Figure 3. Detection of exogenously added ²H-labeled BHT in R. palustris.

NanoSIMS images showing the count rates of ¹H⁻ (A) and ²H⁻ (B) ions. Note that the ²H abundance is patchy within cells. (C) A non-quantitative overlay showing ²H⁻ on top of ¹²C⁻ counts to mark cells. δ²H values for regions of interest encompassing two different cells marked by arrows. Cells were defined by contiguous regions generating a ¹²C⁻ count rate greater than 300 cts s⁻¹ (shown as bright in the green image) and had a bulk δ²H of 638±10, indicating the broad incorporation of labeled hopanoids. The reported error reflects the standard error of total ion counts within each of the indicated cells. Images shown are representative of 20 fields of view and 3 independent biological experiments. All scale bars are 5 µm.

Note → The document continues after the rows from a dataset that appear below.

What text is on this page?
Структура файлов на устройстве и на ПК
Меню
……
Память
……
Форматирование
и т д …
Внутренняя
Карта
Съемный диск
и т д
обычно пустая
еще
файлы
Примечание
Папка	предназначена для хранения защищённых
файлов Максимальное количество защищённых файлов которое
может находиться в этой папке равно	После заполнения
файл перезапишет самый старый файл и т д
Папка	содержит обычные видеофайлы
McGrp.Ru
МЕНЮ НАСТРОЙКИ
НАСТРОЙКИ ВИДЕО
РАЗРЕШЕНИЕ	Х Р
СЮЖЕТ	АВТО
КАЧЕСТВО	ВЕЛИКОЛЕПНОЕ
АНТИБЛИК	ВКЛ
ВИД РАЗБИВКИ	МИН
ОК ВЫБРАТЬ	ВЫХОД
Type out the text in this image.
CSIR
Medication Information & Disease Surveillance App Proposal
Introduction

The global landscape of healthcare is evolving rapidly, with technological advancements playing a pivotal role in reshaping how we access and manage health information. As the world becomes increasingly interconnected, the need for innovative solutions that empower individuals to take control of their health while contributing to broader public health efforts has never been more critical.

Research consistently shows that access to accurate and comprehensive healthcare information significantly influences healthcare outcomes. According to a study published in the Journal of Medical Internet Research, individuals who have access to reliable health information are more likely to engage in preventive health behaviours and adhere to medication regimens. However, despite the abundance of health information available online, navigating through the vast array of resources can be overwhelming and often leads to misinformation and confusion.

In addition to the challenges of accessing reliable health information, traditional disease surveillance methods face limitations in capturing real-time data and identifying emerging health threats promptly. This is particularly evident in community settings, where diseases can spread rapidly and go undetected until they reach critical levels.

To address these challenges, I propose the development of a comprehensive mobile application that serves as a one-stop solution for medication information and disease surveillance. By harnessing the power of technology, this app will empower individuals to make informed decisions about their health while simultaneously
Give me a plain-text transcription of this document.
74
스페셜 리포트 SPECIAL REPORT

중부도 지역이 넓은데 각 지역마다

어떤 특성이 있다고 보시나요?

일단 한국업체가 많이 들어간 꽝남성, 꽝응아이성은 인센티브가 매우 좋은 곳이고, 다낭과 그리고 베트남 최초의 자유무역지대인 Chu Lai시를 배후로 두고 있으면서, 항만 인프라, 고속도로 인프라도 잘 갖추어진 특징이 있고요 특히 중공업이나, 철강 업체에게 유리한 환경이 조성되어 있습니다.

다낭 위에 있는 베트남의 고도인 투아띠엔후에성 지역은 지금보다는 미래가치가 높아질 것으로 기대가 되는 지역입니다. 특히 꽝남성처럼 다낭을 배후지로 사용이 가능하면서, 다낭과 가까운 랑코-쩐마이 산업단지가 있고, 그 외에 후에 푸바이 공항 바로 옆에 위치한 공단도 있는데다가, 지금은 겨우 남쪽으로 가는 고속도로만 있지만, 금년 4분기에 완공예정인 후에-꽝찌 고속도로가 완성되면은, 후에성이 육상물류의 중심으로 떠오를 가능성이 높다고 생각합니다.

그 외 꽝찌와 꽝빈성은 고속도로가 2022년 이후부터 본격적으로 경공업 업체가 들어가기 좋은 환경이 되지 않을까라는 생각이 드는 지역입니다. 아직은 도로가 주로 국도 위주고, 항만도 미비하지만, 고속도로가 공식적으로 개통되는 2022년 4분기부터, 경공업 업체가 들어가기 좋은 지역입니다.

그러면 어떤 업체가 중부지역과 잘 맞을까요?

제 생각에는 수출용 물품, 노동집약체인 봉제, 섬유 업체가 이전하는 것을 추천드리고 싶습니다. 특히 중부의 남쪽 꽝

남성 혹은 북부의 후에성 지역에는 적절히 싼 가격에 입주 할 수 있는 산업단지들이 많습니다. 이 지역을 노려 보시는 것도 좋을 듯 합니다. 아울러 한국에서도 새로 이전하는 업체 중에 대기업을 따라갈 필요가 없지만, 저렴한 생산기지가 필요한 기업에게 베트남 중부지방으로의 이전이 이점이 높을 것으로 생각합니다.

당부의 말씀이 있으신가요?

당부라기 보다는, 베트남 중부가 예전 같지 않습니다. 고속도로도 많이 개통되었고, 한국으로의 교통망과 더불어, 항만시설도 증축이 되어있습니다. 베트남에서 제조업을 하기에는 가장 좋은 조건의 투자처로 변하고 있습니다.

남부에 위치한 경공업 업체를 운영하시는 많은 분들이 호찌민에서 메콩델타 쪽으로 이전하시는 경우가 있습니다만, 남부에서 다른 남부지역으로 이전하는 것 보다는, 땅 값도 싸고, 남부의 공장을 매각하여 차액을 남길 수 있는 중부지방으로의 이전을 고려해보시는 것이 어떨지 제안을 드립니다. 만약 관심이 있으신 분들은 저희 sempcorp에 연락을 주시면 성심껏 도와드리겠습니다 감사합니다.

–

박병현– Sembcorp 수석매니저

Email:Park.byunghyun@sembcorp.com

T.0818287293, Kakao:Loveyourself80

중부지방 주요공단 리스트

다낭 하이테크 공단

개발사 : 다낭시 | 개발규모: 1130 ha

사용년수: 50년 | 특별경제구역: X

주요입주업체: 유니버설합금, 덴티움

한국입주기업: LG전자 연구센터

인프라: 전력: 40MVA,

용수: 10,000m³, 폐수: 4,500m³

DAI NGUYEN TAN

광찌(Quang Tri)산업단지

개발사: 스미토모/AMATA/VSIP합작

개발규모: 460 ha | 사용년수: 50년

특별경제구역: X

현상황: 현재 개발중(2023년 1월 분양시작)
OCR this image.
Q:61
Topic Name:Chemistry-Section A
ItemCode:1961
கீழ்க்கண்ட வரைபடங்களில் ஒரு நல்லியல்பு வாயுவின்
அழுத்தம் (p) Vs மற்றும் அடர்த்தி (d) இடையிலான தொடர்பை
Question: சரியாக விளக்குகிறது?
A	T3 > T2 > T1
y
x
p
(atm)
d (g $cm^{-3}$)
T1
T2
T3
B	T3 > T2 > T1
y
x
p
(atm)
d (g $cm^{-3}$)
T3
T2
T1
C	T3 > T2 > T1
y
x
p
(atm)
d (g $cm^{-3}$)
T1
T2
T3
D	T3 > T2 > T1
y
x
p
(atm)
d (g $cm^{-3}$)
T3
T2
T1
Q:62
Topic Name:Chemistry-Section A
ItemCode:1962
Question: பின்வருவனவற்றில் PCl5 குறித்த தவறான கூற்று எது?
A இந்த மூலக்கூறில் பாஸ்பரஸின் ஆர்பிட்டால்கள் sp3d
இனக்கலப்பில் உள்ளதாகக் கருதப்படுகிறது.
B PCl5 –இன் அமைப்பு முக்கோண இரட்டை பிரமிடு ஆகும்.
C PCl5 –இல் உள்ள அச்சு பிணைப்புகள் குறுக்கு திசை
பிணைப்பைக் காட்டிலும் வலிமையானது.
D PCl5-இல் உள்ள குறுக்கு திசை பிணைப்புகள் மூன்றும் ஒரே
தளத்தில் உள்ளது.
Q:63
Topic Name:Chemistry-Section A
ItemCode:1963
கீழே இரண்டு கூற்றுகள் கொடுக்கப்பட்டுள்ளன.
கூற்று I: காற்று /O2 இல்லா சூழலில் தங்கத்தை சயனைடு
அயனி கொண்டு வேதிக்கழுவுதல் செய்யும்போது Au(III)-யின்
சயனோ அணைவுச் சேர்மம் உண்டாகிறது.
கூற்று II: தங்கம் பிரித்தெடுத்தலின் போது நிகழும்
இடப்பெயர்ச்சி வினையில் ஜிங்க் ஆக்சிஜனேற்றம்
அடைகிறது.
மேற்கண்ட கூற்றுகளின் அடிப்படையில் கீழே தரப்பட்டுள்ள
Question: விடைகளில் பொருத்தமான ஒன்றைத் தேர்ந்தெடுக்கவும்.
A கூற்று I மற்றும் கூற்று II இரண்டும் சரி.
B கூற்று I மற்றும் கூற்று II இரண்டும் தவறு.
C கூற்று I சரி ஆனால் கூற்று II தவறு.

Figure 4. Depth profiles of R. palustris cells using NanoSIMS.

(A) Conceptual illustration of NanoSIMS analysis of a cell. As the beam is rastered over the surface of the sample in many cycles, more material is removed from the sample surface and thus time (i.e. cycle number) relates to depth. (B) A stack of ion images binned by cycle number shows how cells are degraded over time by the ion beam. Quantitative images of ¹²C⁻ (C), ²H⁻ frames 5 to 10 (D), and ²H⁻ frames 30–35 (E) are shown to illustrate changes that occur in the ²H⁻-labeling patterns as the primary beam burns through the cells. (F) A depth profile of the cell indicated by the white arrow in panel C provides a quantitative example of a cell initially appearing unlabeled but becoming positive for the label as the opposite side of the cell is sampled. All scale bars are 2 µm. Error bars reflect the standard error of the total number of ions. Images shown are representative of 5 fields of view and 3 independent biological experiments.

Figure 5. Analysis of BHT localization in N. punctiforme cells.

NanoSIMS images of ¹H⁻ (A) and ²H⁻ (B) ion count rate and a non-quantitative overlay (C) of the raster images depicting their relative localizations with ¹H⁻ ions shown in green and ²H⁻ ions shown in red. The thin white circles in C denote the regions of interest (numbered 1–8) selected for the pooled analysis of data in panel D. The white arrow indicates that region of interest 4 is within region of interest 2. (D) Plot depicting the δ¹³C and δ²H values for the regions of interest (numbered blue circles) and all image pixels containing greater than 100 cts s^{−1 1}H⁻ ions, which encompasses all biomass in the image (blue square). Additional regions of interest points shown as are data taken from other ion images (unnumbered blue circles). The line is an ordinary least squares regression of interest shown in C. (E) A white dashed line indicates the region enlarged in panel F. (F) The white dashed line indicates a region of interest along a filament for the isotopic profile shown in G. (G) δ²H values along the filament highlight a periodicity with labeled BHT concentrated at the junctions between cells. All scale bars are 5 µm. Error bars in (G) reflect the standard error of the total number of ions. Images shown are representative of 5 fields of view and 3 independent biological experiments.

Figure 6. Analysis of hopene localization in N. punctiforme cells.

(A) Phase contrast and (B) fluorescence images indicating the presence of a jettisoned akinete envelope (i), a heterocyst (ii), and vegetative cells (iii). NanoSIMS images of ¹H⁻ (C) and ²H⁻ (D) ion count rates and a non-quantitative overlay of the two ions depicting their relative localizations (E) with ¹H⁻ ions shown in green and ²H⁻ ions shown in red. Note the substantial concentrations of labeled BHT within the akinete envelope. (F) δ¹³C and δ²H values for the regions of interest denoted by solid white lines in E (numbered blue circles) and all image pixels containing greater than 100 ¹H⁻ ions (blue square). The dashed white lines in E depict the region selected for the isotopic profile shown in (G). A plot of δ²H values along the filament indicates the BHT label is localized near cell junctions. All scale bars are 5 µm. Error bars reflect the standard error of the total number of ions in the selected region. Images are representative of 5 fields of view and 3 independent biological experiments.